Thereby lies the fundamental issue. Software mistakes happen, and as a result software failures. But we need to learn from them. A (non-exhaustive) search, six weeks later, yields no information posterior to the day of the incident. Nothing! Yet someone must have investigated what went wrong, and we, the public, including the Schiphol-traveling public, are entitled to know.

I have made this point before, to the point of tediousness [4, 5, 6, 7], and will make it once more:

Airplanes today are incomparably safer than 20, 30, 50 years ago: 0.05 deaths per billion kilometers. That’s not by accident.

Rather, it’s by accidents.

What has turned air travel from a game of chance into one of the safest modes of traveling is the relentless study of crashes and other mishaps. In the U.S. the National Transportation Safety Board has investigated more than 110,000 accidents since it began its operations in 1967. Any accident must, by law, be analyzed thoroughly; airplanes themselves carry the famous "black boxes" whose only purpose is to provide evidence in the case of a catastrophe. It is through this systematic and obligatory process of dissecting unsafe flights that the industry has made almost all flights safe.
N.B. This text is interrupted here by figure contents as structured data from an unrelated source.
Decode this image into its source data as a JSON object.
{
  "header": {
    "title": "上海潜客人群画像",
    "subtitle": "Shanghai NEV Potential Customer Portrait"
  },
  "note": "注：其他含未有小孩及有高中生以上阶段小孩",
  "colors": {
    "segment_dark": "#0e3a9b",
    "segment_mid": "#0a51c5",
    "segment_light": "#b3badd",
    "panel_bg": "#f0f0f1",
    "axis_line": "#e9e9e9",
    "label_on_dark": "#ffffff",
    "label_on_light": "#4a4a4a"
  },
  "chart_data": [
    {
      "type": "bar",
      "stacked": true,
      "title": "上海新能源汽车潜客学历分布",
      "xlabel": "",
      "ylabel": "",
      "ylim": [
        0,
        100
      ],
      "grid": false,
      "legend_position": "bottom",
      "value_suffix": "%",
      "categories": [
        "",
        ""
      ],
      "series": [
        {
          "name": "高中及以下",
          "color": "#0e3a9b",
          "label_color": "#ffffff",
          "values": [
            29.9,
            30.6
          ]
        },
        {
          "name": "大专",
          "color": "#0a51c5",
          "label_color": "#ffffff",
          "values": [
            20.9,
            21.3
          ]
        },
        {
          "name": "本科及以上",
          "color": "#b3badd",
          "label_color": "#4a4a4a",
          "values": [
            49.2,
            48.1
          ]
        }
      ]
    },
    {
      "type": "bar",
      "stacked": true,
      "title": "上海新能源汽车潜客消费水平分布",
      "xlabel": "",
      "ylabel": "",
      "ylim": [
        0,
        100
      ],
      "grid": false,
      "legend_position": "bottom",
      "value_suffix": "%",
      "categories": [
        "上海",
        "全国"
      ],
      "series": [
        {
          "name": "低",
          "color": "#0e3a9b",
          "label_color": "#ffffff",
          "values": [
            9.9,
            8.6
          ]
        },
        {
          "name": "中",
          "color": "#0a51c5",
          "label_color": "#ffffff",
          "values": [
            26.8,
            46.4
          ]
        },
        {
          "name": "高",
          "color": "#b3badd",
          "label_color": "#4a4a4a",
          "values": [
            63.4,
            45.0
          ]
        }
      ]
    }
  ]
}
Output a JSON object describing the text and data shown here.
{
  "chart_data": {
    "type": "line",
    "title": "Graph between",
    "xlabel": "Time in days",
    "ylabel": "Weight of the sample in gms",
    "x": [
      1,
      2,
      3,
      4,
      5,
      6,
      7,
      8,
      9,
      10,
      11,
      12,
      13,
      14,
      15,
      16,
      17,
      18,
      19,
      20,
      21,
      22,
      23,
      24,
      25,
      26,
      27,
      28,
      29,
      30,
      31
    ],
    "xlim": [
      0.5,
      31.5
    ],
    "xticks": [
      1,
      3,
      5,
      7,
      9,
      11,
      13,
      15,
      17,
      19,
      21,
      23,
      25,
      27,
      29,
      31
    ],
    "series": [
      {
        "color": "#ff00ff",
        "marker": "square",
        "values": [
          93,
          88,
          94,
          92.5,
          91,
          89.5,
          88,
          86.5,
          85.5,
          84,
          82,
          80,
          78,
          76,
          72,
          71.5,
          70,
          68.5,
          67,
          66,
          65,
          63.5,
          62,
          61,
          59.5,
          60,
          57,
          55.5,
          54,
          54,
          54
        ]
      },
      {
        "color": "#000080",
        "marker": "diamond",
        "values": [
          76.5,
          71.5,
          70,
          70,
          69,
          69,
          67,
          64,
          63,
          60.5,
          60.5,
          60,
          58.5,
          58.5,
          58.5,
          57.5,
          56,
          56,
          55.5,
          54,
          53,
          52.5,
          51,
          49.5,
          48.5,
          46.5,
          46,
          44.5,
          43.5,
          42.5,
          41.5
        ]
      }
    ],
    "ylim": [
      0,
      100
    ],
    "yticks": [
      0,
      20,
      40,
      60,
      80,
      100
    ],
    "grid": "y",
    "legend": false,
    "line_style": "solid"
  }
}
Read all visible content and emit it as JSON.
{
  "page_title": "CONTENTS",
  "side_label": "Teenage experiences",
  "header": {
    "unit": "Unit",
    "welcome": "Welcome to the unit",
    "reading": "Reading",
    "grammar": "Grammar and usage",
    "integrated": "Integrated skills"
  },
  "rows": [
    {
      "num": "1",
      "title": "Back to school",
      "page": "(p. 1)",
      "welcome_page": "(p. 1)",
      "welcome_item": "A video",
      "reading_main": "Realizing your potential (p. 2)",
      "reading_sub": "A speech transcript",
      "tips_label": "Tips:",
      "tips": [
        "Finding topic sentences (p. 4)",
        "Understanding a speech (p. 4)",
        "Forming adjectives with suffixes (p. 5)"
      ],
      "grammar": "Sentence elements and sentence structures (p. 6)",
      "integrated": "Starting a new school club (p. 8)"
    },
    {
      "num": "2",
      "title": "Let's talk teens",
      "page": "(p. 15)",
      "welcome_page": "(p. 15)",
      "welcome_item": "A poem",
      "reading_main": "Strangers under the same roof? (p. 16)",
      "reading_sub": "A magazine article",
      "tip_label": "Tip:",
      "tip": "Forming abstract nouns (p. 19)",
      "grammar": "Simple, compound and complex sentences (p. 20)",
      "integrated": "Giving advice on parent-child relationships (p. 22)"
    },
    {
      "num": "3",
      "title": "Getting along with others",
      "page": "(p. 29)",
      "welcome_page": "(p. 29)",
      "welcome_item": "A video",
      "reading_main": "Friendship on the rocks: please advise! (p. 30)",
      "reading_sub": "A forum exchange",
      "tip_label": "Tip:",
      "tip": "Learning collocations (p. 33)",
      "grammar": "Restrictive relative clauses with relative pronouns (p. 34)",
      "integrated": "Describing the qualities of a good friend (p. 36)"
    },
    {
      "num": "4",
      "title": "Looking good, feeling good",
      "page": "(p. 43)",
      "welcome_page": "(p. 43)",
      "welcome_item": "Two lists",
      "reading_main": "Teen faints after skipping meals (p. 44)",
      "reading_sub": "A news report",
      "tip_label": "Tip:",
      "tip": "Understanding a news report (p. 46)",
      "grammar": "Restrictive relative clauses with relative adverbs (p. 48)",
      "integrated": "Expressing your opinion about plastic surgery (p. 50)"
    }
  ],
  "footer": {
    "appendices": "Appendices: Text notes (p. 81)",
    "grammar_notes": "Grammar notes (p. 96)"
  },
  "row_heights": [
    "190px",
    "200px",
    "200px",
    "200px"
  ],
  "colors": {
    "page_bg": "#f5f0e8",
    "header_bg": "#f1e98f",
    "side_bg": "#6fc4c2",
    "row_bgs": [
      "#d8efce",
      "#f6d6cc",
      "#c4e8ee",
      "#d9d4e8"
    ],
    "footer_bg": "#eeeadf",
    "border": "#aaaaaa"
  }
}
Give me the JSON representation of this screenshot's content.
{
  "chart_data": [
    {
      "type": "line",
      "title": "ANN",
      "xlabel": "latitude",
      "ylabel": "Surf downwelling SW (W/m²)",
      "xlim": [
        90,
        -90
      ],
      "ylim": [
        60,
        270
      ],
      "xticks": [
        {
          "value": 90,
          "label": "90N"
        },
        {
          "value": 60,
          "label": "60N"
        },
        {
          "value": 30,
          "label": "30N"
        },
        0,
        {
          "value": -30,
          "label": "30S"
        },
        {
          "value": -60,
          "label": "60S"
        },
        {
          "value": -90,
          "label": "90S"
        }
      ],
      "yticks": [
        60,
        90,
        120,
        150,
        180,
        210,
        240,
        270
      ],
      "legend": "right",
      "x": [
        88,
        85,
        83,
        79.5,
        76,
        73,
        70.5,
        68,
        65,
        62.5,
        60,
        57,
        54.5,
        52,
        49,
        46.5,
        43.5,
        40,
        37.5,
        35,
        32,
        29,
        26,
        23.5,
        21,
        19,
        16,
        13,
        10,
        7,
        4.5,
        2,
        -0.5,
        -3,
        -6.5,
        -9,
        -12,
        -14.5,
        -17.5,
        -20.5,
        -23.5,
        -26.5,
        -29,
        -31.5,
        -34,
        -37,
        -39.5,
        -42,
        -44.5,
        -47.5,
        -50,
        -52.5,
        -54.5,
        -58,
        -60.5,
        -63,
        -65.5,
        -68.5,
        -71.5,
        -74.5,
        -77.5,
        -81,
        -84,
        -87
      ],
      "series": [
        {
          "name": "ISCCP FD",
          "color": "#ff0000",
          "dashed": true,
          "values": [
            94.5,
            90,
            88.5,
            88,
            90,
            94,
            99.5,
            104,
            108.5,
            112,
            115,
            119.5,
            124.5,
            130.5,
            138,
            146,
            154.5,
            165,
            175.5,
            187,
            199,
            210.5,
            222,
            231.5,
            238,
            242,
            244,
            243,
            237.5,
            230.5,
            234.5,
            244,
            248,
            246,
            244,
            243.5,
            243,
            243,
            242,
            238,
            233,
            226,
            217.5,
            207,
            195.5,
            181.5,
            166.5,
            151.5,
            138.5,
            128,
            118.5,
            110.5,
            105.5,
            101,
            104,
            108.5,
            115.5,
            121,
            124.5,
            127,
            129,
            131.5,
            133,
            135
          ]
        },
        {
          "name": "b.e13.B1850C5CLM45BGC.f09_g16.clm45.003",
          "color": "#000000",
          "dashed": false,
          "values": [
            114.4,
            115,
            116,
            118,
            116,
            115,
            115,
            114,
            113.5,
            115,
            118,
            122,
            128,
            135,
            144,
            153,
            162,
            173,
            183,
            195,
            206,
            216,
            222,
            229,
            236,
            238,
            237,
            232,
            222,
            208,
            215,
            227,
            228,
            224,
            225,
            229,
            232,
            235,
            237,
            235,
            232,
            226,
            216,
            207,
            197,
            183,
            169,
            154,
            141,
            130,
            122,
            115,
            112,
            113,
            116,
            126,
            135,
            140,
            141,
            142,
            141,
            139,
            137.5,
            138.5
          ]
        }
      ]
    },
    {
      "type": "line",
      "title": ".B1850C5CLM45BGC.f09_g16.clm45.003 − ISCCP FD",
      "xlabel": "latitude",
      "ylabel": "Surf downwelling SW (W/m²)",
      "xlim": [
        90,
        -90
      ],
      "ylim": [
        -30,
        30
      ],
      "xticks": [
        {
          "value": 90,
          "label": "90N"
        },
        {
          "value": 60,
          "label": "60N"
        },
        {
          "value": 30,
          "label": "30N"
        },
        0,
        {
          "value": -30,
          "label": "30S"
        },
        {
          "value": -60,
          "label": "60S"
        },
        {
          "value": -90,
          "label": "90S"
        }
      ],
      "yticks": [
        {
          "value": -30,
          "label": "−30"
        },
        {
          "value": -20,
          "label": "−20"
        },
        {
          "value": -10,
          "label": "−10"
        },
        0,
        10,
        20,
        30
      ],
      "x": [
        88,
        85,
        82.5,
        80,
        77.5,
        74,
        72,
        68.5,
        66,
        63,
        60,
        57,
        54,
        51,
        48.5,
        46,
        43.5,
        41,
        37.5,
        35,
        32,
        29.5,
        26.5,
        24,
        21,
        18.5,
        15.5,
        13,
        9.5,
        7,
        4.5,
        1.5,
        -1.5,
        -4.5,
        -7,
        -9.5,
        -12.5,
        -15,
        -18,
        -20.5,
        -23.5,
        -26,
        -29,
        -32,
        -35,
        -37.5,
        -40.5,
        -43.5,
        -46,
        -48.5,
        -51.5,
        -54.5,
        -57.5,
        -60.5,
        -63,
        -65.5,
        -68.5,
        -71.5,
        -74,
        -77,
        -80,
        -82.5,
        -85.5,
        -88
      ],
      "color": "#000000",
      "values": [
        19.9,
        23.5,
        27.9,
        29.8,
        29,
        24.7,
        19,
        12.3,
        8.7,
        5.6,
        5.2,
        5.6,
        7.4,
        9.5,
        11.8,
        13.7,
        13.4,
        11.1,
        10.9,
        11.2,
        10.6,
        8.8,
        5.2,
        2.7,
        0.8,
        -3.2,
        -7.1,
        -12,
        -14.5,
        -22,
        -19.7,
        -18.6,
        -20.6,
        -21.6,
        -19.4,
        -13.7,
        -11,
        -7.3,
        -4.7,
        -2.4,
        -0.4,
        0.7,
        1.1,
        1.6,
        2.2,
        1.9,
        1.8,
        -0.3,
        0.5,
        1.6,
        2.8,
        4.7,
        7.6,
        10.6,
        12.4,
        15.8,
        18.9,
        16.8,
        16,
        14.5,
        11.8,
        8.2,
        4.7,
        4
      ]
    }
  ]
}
Whenever such post-mortem analyses have occurred for software catastrophes, they have proved tremendously useful; all good software engineering courses study the Ariane-5 failure, thanks to Gilles Kahn’s masterful dissection (reported in [8]), and the U.S. Government Accountability Office’s report on the lethal Patriot missile bug [9].

These are isolated examples, exceptions in fact. Like the Schiphol shutdown, many software failures make headlines for a day while a large number of people are feeling the consequences, and then move out of the journalists’ radar (including their "secondary radar" if they have one) and our consciousness. This is wrong. Someone will know what happen: any organization experiencing such a major incident will commission an internal study. But the rest of us have both a need and a right to know. Engineering can only progress if we learn from our mistakes.

More than ever, we need laws that require such disclosure. For any software-related mishap having caused trouble beyond a certain threshold, measured by financial loss or disruption of people’s lives, particularly if public money is involved, there should be a legal requirement to report promptly and accurately, at the organization’s expense, what happened and why.

It is time to start lobbying for such laws.

References

[1] Anthony Deutsch,  Long Delays at Amsterdam’s Schiphol Airport Due to Computer Problem, Reuters UK, 1 February 2017, available here.

[2] IEEE Standard classification for Software Anomalies, IEEE Std 1004-2009, available here (with subscription).

 [3] John R. Garman: The "BUG" heard ’round the world: discussion of the software problem which delayed the first shuttle orbital flight, in ACM SIGSOFT Software Engineering Notes, Vol.  6 No. 5, October 1981, pages 3-10, accessible here (text access requires subscription).

[4] Bertrand Meyer: The one sure way to advance software engineering, 21 August 2009, see here (in my personal blog).

[5] Bertrand Meyer: Dwelling on the point, blog article, see here<.

[6] Bertrand Meyer:  Analyzing a software failure, 24 May 2010, blog article, see here.

[7] Bertrand Meyer: Again: The One Sure way to Advance Software Engineering, this blog, available here.

[8] Jean-Marc Jézéquel and Bertrand Meyer: Design by Contract: The Lessons of Ariane, in Computer (IEEE), vol. 30, no. 1, January 1997, pages 129-130, available here.

[9] US GAO (General Accountability Office): Patriot Missile Defense: Software Problem Led to System Failure at Dhahran, Saudi Arabia, report IMTEC-92-26, 4 February 1992, available here.